Ezra shrugged. “I think it’s Ivan’s, bro. He showed me it earlier and must have left it here on the table. Said he wanted tosee if some of the girls still liked it. He’s always going on about some—"
Bane stormed forward but I went after him.
“Bane.” I pulled at his arm, but he kept going. “Bane! What are you doing? What—”
“I listened to your Oracle entries finally, Pink.” His hand went to my cheek. “Fuck, baby girl. I listened to them all just yesterday. I was trying to ignore them, trying to let you go until you and Rafe moved the wedding up. But I listened to every fucking one.”

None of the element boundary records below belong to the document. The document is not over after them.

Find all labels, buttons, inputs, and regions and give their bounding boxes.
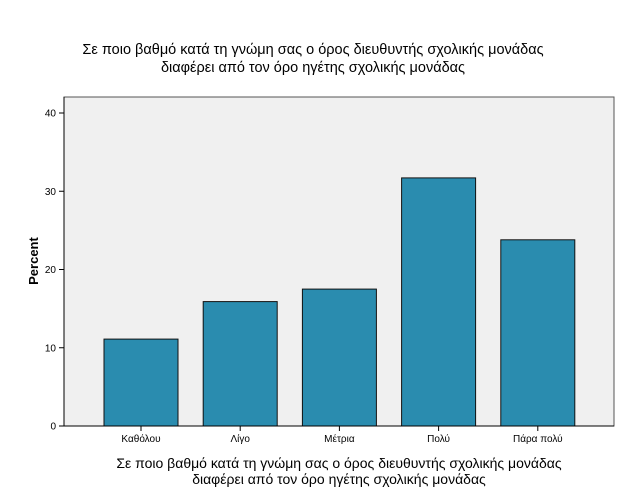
x-axis-title-line-2: διαφέρει από τον όρο ηγέτης σχολικής μον… [192, 471, 486, 487]
x-tick-label-4: Πάρα πολύ [513, 433, 563, 445]
y-axis: 0 10 20 30 40 [45, 97, 65, 433]
bar-3 [401, 177, 477, 427]
y-tick-label-3: 30 [45, 187, 57, 198]
x-tick-label-2: Μέτρια [324, 433, 355, 445]
bar-1 [202, 301, 278, 427]
x-tick-label-3: Πολύ [427, 433, 450, 445]
chart-title-line-2: διαφέρει από τον όρο ηγέτης σχολικής μον… [161, 60, 465, 76]
x-axis: Καθόλου Λίγο Μέτρια Πολύ Πάρα πολύ [64, 425, 614, 445]
bar-0 [103, 338, 179, 427]
x-tick-label-0: Καθόλου [121, 433, 160, 445]
bars-group [103, 177, 576, 427]
x-axis-title-line-1: Σε ποιο βαθμό κατά τη γνώμη σας ο όρος δ… [116, 455, 562, 471]
bar-4 [500, 239, 576, 427]
y-tick-label-4: 40 [45, 109, 57, 120]
y-axis-label: Percent [26, 236, 41, 284]
y-tick-label-2: 20 [45, 265, 57, 276]
y-tick-label-0: 0 [50, 422, 56, 433]
chart-title-line-1: Σε ποιο βαθμό κατά τη γνώμη σας ο όρος δ… [82, 42, 543, 58]
y-tick-label-1: 10 [45, 343, 57, 354]
bar-2 [301, 288, 377, 427]
x-tick-label-1: Λίγο [230, 433, 250, 445]
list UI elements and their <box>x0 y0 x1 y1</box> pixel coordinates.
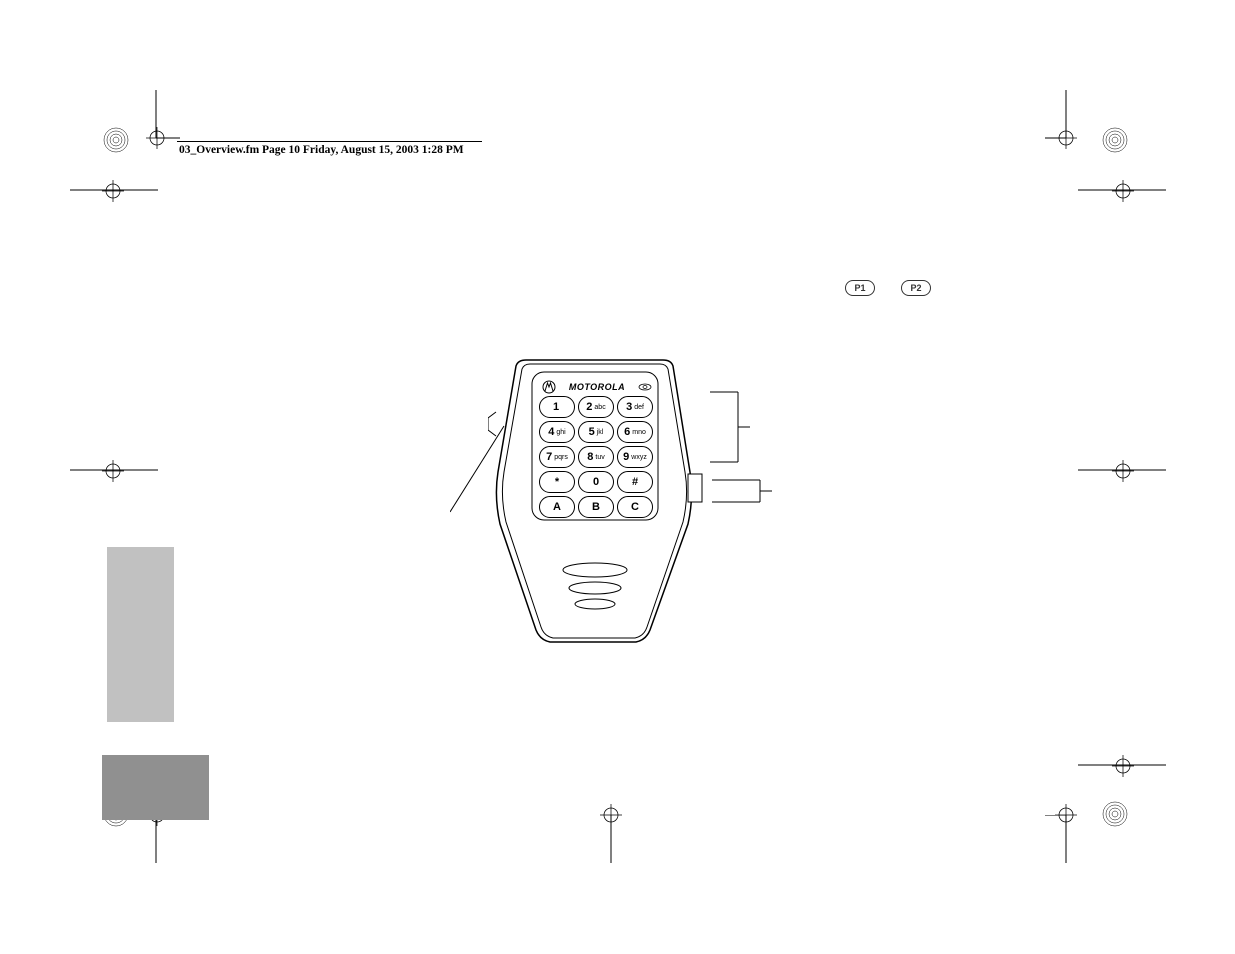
crop-line-br2 <box>1078 751 1166 771</box>
p1-button: P1 <box>845 280 875 296</box>
crop-line-mr <box>1078 456 1166 476</box>
reg-mark-tl-circle <box>102 126 130 154</box>
crop-line-bc <box>606 815 616 865</box>
crop-corner-br <box>1045 815 1095 865</box>
crop-line-2r <box>1078 176 1166 196</box>
gray-tab-dark <box>102 755 209 820</box>
crop-corner-tl <box>130 90 180 140</box>
gray-tab-light <box>107 547 174 722</box>
crop-line-ml <box>70 456 158 476</box>
header-text: 03_Overview.fm Page 10 Friday, August 15… <box>179 144 464 156</box>
crop-corner-tr <box>1045 90 1095 140</box>
reg-mark-br-circle <box>1101 800 1129 828</box>
crop-line-2l <box>70 176 158 196</box>
p-buttons-row: P1 P2 <box>845 280 931 296</box>
reg-mark-tr-circle <box>1101 126 1129 154</box>
p2-button: P2 <box>901 280 931 296</box>
crop-corner-bl <box>130 815 180 865</box>
leader-lines <box>450 352 790 552</box>
header-rule <box>177 141 482 142</box>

My eyes widened. I wasn’t sure if he had or hadn’t, but knowing he’d only heard them all yesterday heeled the last part of me that might have been mad at him. He didn’t know what a stranger had done to me…to us until yesterday.
“Okay,” I whispered. “I should have told you—”
“You never should have had to do any fucking thing with regard to that. Don’t ever say that.”
“I didn’t know how,” I told him.
“Don’t explain, it’s not your actions that need an explanation. You understand me? If anything, I should give you a fucking explanation for thinking you would have slept with Rafe in the first place—"
“Hey!” Rafe thew in, and I laughed because we needed the lightheartedness now.